Those who are avid readers often fondly remember the books that seemed to have changed our lives. Many of the books that have stuck with me, I read during my teenage years. Adolescence is a time in life when people struggle with identity and seek to be understood. The books we connect with at this time can be an extremely powerful influence—sometimes as powerful as a friend, a counselor, or a family member.
Not much time has passed since I was a teen, but young adult books seem a lot different to me now. More appear open and honest about the struggles actual kids go through, and Parachuting by Leora Freedman is this kind of book. It doesn't shy away from delving into the realistic challenges of the main character, sixteen-year-old Zoe Diamond. There is no sugarcoating in this book, thankfully!
Parachuting is Freedman's second novel, a follow up to Ivory Pomegranate, which won several awards in Israel. This book is a coming of age novel in which Zoe struggles with a suicidal best friend, a confusing crush on her Hebrew School teacher, and asking big questions about life and identity. She has sex, cuts class, and smokes pot—all things I imagine would make her more relatable to teenage readers.

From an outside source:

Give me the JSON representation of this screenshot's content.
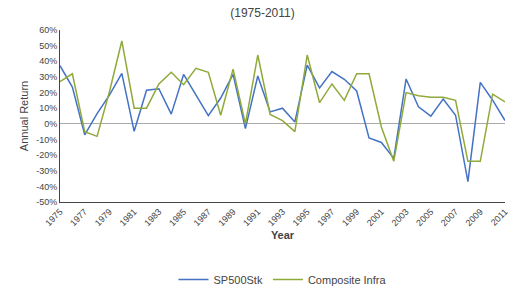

Freedman is spot-on in writing a believably self-absorbed teenager. So, given that I was reading Parachuting as an adult, it was sometimes annoying to be immersed back in that phase of life. But the feelings explored throughout the book—confusion, anger, depression—are ones we can all understand.
It would have been interesting to delve deeper into some of the issues touched only on the surface in the book, like the state of the Israeli-Palestinian conflict in 1973 or the race relations at Zoe's school. Hannah Senesh, the real-life Israeli parachuter whom Zoe admires, has a very fascinating biography, and it would have been neat to hear more about her in the story. A strong female role model in a YA book is always a good thing!
It was refreshing to read a young adult novel that deals with the important themes of queerness and trauma. Freedman treats her readers with respect, wrestling with the true challenges of being a teenager rather then pretending high school is the best time of our lives.